As informações coligidas pelos órgãos de inteligência revelaram que Tiago realizava empréstimos ilegais a juros abusivos
Os dados constam na decisão que autorizou as buscas, apreensões e bloqueios, assinada pelo juiz Moacir Rogério Tortato, do Núcleo de Justiça 4.0 do Juiz das Garantias.

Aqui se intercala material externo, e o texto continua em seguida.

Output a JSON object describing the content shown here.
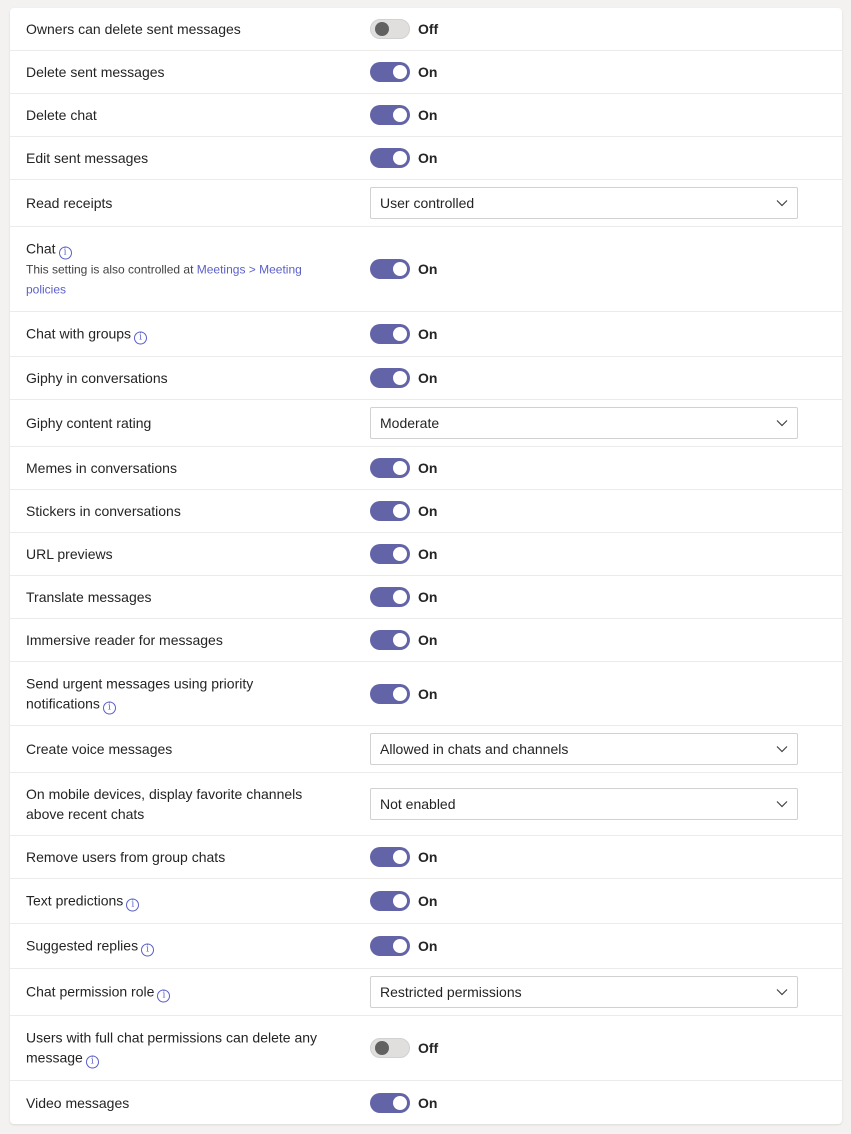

Segundo o magistrado, o esquema era liderado pelo ex-policial militar Tiago Alves da Silva.
“As informações coligidas pelos órgãos de inteligência revelaram que Tiago realizava empréstimos ilegais a juros abusivos, preferindo receber veículos como forma de garantia, dada a facilidade de alienação, e utilizando-se de terceiros para registrar bens, em evidente tentativa de afastar o rastreamento patrimonial”, consta na decisão.
Além dele, também são investigados os policiais militares Oberdann Vinícius de Morais, Eloi Adriano Alfonso Moraes, Matheus de Lara Arguelho, Dilemir Lima Santos, Mário Sérgio de Oliveira, Pedro Antônio Norato Victor, Nilson Moraes de Aguiar e Jonny Zielasko Júnior.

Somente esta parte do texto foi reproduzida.